Dosis Penambahan Koagulan
Baik untuk alum maupun garam besi dosisnya bervariasi antara 0,03
hingga 0,15 gram/lt. Semakin besar kekeruhannya semakin besar jumlah
pembubuhan koagulan. pH otimum untuk alum 6-8 sedangkan untuk
garam-garam besi antara 8-10. Jika pH kurang dari pH optimum, untuk
alum maka flok Al(OH)3 akan terlarut. Sedangkan bila lebih besar maka
flok yang terbentuk akan mengioni menjadi ion aluminat (AlO 3)-3 yang
mudah larut dalam air.
Polyelektrolit
Setelah dilakukan koagulasi, maka flok-flok halus yang terbentuk
dibiarkan menggumpal menjadi lebih besar dan mengendap. Pada proses
ini sering dibantu dengan pengadukan lambat dan disebut proses flokulasi.

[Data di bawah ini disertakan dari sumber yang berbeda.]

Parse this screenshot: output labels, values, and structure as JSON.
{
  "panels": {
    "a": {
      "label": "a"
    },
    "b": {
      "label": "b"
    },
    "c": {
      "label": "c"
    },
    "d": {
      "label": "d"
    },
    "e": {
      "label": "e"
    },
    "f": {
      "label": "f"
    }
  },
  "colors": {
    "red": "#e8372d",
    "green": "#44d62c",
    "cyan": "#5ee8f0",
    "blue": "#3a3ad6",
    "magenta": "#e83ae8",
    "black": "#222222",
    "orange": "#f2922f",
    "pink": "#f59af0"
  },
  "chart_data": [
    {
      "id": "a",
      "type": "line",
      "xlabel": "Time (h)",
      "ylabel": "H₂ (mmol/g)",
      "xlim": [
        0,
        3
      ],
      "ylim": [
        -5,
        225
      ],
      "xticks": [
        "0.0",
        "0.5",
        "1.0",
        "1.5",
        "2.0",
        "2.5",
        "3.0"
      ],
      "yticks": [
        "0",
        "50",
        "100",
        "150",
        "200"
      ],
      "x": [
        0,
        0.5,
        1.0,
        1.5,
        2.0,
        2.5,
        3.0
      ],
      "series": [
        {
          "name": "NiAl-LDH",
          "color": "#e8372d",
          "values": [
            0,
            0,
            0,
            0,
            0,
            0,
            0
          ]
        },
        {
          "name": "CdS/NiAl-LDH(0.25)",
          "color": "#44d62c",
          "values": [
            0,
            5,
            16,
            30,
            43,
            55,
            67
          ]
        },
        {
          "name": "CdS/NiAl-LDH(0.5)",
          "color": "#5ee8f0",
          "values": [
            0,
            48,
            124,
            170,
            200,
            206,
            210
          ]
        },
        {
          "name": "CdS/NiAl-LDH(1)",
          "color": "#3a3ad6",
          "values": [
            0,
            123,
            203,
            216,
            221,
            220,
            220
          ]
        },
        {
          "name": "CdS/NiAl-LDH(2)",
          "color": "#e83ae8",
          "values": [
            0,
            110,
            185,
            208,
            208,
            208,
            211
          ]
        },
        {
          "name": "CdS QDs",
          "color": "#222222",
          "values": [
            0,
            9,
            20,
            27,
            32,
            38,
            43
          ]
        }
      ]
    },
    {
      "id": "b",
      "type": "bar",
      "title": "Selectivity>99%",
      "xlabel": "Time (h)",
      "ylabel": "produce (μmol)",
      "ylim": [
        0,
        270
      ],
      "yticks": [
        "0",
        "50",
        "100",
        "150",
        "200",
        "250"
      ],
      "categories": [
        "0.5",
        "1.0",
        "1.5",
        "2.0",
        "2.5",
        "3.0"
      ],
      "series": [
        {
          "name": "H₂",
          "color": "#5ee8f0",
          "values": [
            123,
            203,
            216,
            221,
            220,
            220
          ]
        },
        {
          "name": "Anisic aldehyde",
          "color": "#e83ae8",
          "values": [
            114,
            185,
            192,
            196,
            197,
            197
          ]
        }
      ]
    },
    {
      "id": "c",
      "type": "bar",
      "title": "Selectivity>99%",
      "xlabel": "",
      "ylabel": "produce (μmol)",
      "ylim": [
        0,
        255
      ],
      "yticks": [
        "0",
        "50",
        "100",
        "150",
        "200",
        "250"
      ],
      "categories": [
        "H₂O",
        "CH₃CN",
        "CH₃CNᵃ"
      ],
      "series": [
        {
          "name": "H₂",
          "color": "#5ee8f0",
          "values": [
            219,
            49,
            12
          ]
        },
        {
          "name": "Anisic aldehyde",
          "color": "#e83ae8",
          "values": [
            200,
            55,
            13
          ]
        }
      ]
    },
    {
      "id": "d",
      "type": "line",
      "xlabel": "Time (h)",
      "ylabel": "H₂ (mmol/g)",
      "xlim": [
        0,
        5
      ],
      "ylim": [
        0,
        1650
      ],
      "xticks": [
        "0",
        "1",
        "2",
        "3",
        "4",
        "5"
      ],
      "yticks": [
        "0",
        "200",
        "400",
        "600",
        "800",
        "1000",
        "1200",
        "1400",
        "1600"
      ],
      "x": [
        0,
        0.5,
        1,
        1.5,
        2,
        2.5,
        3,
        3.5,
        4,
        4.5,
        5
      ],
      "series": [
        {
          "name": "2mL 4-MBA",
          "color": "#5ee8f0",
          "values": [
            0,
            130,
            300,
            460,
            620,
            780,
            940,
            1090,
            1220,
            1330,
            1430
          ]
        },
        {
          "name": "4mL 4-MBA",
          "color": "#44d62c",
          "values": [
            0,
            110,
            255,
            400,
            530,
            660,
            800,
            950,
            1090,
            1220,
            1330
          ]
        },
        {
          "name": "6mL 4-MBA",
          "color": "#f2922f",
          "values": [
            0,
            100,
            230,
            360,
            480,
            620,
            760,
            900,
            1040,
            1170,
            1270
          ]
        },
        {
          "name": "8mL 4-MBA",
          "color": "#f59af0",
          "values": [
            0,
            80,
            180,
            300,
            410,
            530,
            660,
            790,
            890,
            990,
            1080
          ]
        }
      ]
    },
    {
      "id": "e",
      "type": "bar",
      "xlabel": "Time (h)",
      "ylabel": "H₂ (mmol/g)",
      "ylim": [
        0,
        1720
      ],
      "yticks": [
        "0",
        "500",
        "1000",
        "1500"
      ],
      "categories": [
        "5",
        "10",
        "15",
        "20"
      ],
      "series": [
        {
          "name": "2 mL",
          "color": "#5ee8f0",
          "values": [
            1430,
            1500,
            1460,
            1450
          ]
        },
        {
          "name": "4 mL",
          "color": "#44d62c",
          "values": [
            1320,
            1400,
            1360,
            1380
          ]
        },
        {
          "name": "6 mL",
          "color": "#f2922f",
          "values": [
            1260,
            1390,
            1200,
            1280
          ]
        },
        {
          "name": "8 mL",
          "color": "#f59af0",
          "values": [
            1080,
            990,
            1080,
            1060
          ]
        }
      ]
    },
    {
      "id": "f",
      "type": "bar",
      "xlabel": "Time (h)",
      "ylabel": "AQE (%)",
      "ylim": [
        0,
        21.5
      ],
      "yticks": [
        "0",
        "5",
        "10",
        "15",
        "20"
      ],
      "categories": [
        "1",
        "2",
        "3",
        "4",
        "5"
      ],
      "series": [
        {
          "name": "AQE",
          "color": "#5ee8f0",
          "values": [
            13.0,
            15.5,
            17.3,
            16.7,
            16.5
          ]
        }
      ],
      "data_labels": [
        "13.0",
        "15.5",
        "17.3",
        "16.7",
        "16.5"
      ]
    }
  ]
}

Untuk membantu agar cepat terbentuk flok yang besar dan mudah
mengendap, pada proses flokulasi sering ditambahkan senyawa
polyelektrolit (PE).
PE biasanya merupakan polimer sintesis yang memiliki gugus fungsional
di sepanjang rantai molekul yang dapat terionisasi. Ketika gugus tersebut
terdisosiasi, polimer menjadi ion makro dan dapat diklasifikasikan ke
dalam kationik, anionik, maupun nonionik tergantung pada muatan netto
residual yang dimiliki ion tersebut.
Ion makro merupakan rantai panjang yang fleksibel dan dikelilingi oleh
sejumlah kecil ion yang berlawanan jenis. Karena jumlah muatan pada
rantai bertambah, maka gaya tolak menolak elektrostatik antara muatan
gugus akan meningkat dan ion makro akan memanjang dengan sendirinya.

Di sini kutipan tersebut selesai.